Welche Gesellschaft wollen wir?

Was hat all das mit der geplanten Rezension zu Feminismen (sic!) und Identitäten zu tun?

Die feministischen Debatten – und die in den Feuilletons teils hämisch geführte Debatte um Gender und (Geschlechts-)Identitäten – verweisen auf die zukünftige Ausrichtung des sozialpolitischen Systems, in dem wir leben wollen und können. Es geht darum, wie stark Identitätspolitiken von Nöten ist, um gesellschaftlichen Gruppen, die nicht zur Mehrheitskultur, die in der Regel im Sinne von Birgit Rommelspacher als Dominanzkultur wirkt, gehören, Raum zu verschaffen und damit aus der Dominanzkultur zu einer solidarischen und demokratischen, chancengerechten Gesellschaft zu kommen. Und es geht darum, wie es gelingt von einer Gesellschaft der performativen Singularitäten zu einer für alle verträglichen und eben nicht gleichmachenden Solidargemeinschaft zu kommen.

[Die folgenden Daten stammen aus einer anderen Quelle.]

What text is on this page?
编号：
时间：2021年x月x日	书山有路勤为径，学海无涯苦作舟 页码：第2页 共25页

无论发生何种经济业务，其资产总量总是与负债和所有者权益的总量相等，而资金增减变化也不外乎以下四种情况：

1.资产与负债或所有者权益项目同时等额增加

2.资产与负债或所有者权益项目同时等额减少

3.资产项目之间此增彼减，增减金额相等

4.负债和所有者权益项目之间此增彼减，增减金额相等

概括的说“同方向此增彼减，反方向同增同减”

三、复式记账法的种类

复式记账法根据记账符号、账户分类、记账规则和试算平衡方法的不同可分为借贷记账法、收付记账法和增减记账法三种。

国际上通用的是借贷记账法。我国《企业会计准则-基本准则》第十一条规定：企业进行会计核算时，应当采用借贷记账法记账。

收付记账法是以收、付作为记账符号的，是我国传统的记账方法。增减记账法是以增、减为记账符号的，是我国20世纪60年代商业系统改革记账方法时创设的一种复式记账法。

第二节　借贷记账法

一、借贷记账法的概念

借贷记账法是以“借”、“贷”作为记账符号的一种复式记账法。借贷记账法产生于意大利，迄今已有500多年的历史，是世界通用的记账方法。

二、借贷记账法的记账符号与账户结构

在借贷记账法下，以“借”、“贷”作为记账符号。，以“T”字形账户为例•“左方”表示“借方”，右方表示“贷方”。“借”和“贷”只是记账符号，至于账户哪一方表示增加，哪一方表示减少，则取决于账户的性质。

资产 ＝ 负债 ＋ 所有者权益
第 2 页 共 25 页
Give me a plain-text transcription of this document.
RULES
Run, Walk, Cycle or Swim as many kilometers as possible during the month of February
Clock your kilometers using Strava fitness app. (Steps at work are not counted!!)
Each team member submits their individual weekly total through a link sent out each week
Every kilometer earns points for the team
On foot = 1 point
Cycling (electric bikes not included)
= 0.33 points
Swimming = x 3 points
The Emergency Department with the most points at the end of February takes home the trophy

Sabine Hark bringt es in ihrem Buch „Gemeinschaft der Ungewählten“ und in anderen Publikationen aus ihrer Feder auf den Punkt: „Gesellschaft ist (…) zur Beute geworden. Nicht länger vorstellbar als Raum der Solidarität, vielmehr degradiert zum Ermöglichungsrahmen unserer unternehmerischen Aktivität, deren privilegierter Modus Konkurrenz, nicht Kooperation ist. Das mit dieser Wendung entstandene gesellschaftliche und politische Vakuum füllt heute mehr denn je das Placebo Identität und seine Surrogate: Heimat, Kultur, Nation, Religion, Volk. Identität – der aus der Flasche gelassene Geist, das Kollektivität und Solidarität zersetzende Element. In deren Namen soziale und kulturelle, ökonomische und nationale Grenzen gezogen, Rechte und Zugehörigkeit erteilt oder verweigert und Inklusion regulierende Normen formuliert werden. Politiken der Feindschaft (…). Verweigerung von Gleichheit ist die paradigmatische Geste der Macht“.

Caring Democracy

Sabine Hark, Soziologin und Professorin an der TU Berlin, Leiterin des dortigen Zentrums für interdisziplinäre Frauen- und Geschlechterforschung, gilt als eine der wichtigsten feministischen und queertheoretischen Stimmen – und das sind in ihrem Fall keine Gegensätze – in Deutschland.

Zu ihrem 60. Geburtstag erschien jüngst eine Sammlung „feministischer und queertheoretischer Interventionen“, (Hannah Fitsch, Inka Greusing, Ina Kerner, Hanna Meißner und Aline Oloff: Der Welt eine neue Wirklichkeit geben – Feministische und queertheoretische Interventionen. Transkript. Bielefeld 2022). Die Sammlung repräsentiert mit Beiträgen u.a. von Judith Butler, Christina Thürmer-Rohr und Paula-Irene Villa fast die gesamte Bandbreite unterschiedlicher Generationen und Traditionen der internationalen feministischen und queer-theoretischen Diskussionen der letzten 40 Jahre.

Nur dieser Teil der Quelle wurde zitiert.